Neusinha entrou para a RFS em 1994 e logo assumiu a coordenação regional em Minas Gerais. Para além de suas funções na região, ela atuava também na representação nacional da Rede. Na época, o movimento feminista tinha como foco os debates sobre os direitos sexuais e reprodutivos das mulheres, bem como sua participação na política e no trabalho, e Neusinha se encarregava de reivindicar a presença de mulheres lésbicas dentro da RFS, com o intuito de visibilizar nossas demandas –  como o debate sobre a saúde da mulher que ultrapassasse meras questões reprodutivas ou a inserção de conversas em torno da transmissão de infecções sexualmente transmissíveis (ISTs) no sexo entre mulheres com vulva.

Conquistas

Até os anos 2000, segundo a ativista, ainda não havia uma organização muito efetiva de mulheres lésbicas. Contávamos com algumas expoentes que levantavam a importância de nossa participação na agenda feminista, a exemplo de Sueli Carneiro, filósofa e ativista antirracista, que pautava a visibilidade de mulheres negras e lésbicas dentro do movimento. Foi a partir de um seminário, coordenado por Neusinha, chamado Direitos Sexuais e Direitos Reprodutivos: construindo diálogos e estratégias entre os movimentos por emancipação, no início dos anos 2000, que tivemos a incorporação de pautas mais plurais ao movimento feminista, incluindofinalmente, mulheres lésbicas, bissexuais, negras e trans.

Pontuar os avanços e retrocessos no ativismo até então também nos possibilita pensar quais caminhos devemos trilhar a partir de agora.

Neusinha faz um paralelo destes 40 anos e aponta para as mudanças da militância ao longo do tempo: se inicialmente a RFS agia independente de vínculos governamentais, com o avanço de governos de esquerda nos anos 2000, a militância feminista foi aliando seu ativismo às gestões eleitas.
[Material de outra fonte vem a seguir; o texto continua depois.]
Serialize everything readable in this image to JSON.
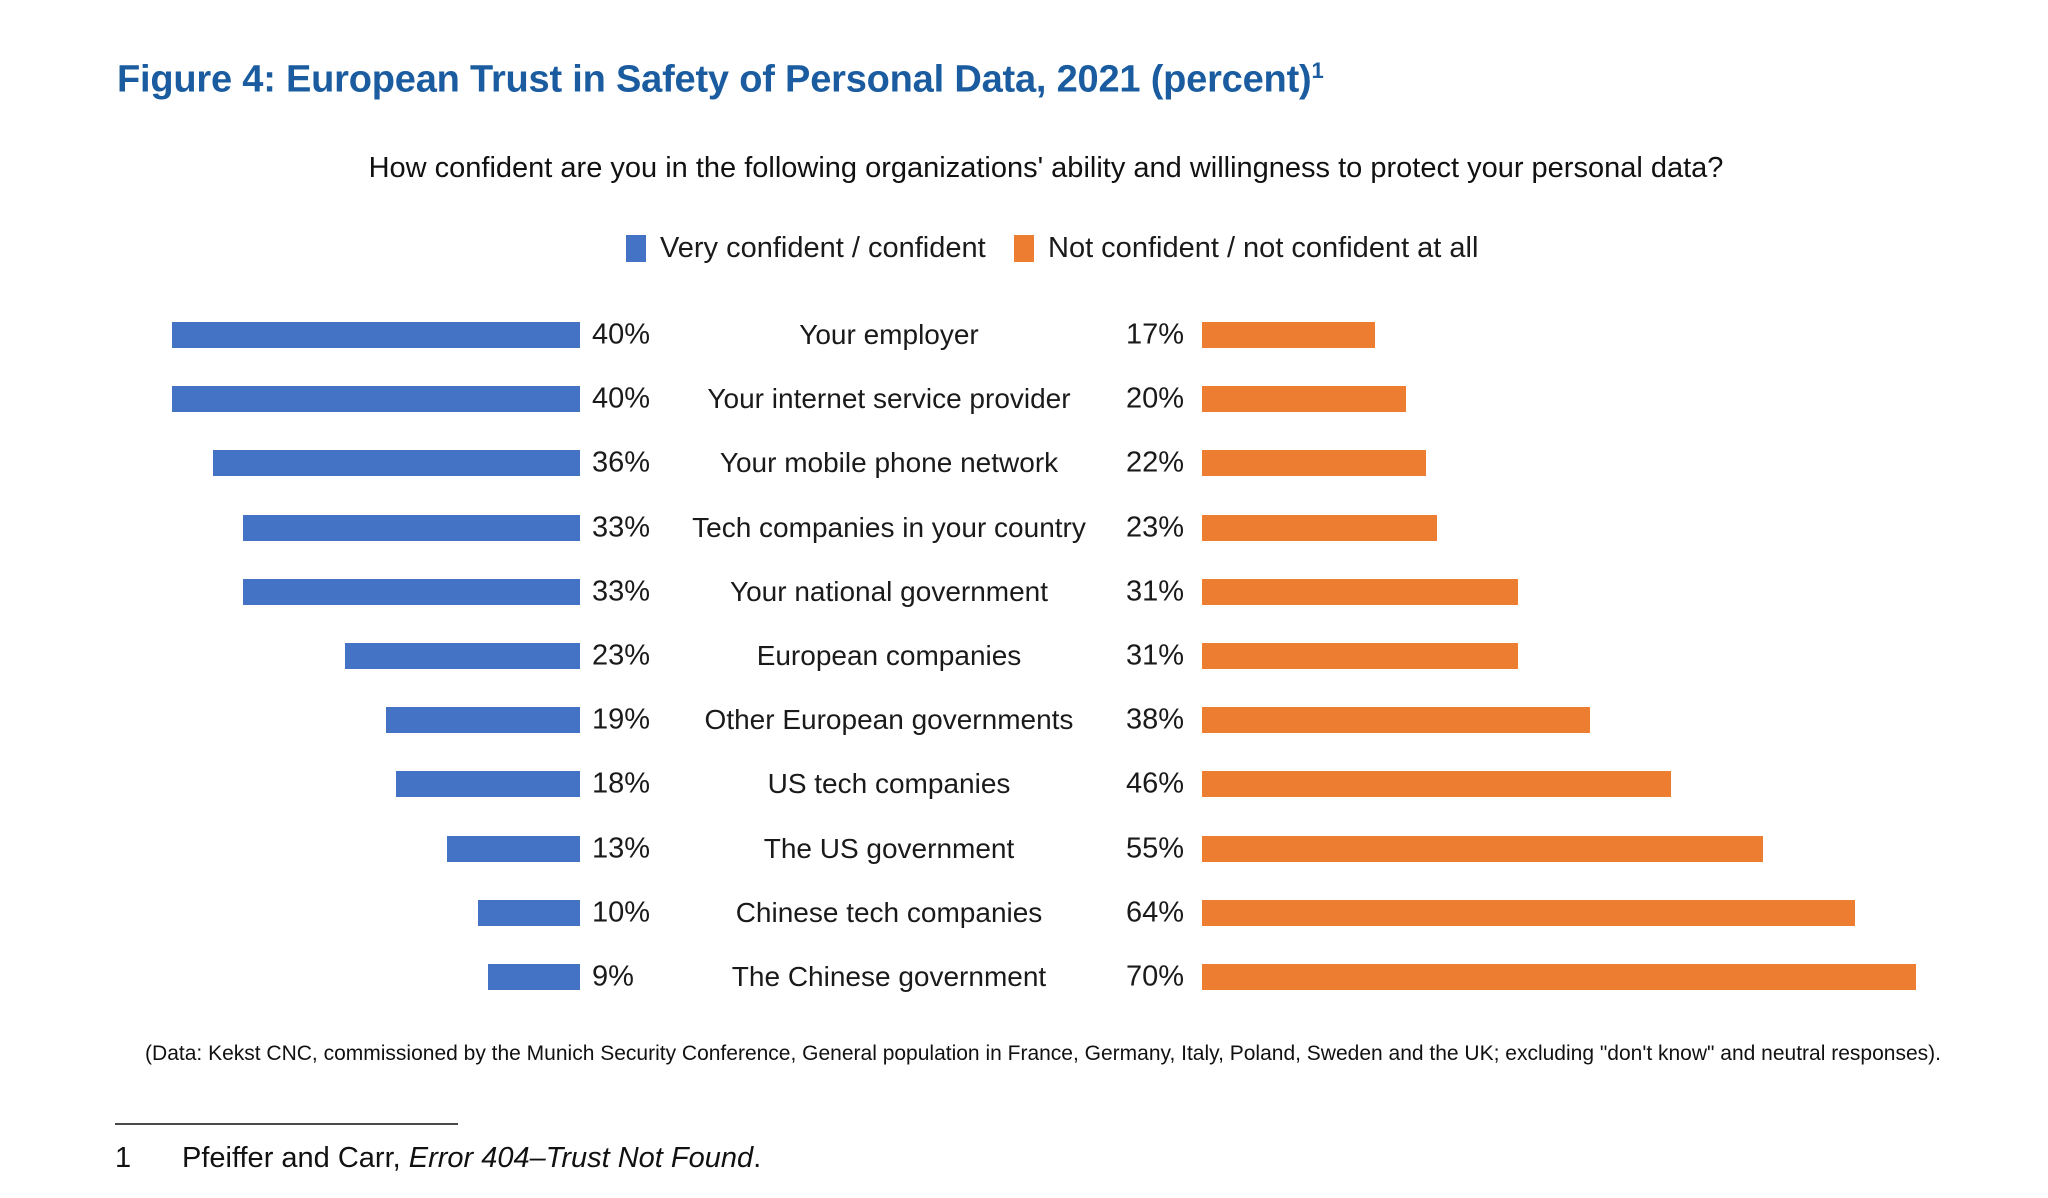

Neusinha acredita que, com o enfraquecimento da esquerda nos cargos de gestão municipais, estaduais e federais, os movimentos sociais também se desarticularam. “Para mim, a causa feminista, dos direitos humanos, está acima dos governos”, enfatiza.

São 40 anos de história do movimento lésbico e bissexual, 40 anos de busca por uma vida com mais direitos e menos medo. Em tempos de tamanho retrocesso no campo dos direitos humanos, relembrar e honrar nossa história é fundamental. Pontuar os avanços e retrocessos no ativismo até então também nos possibilita pensar quais caminhos devemos trilhar a partir de agora. E para você, leitora, quais são os desafios para o movimento lésbico e bissexual a partir de 2020?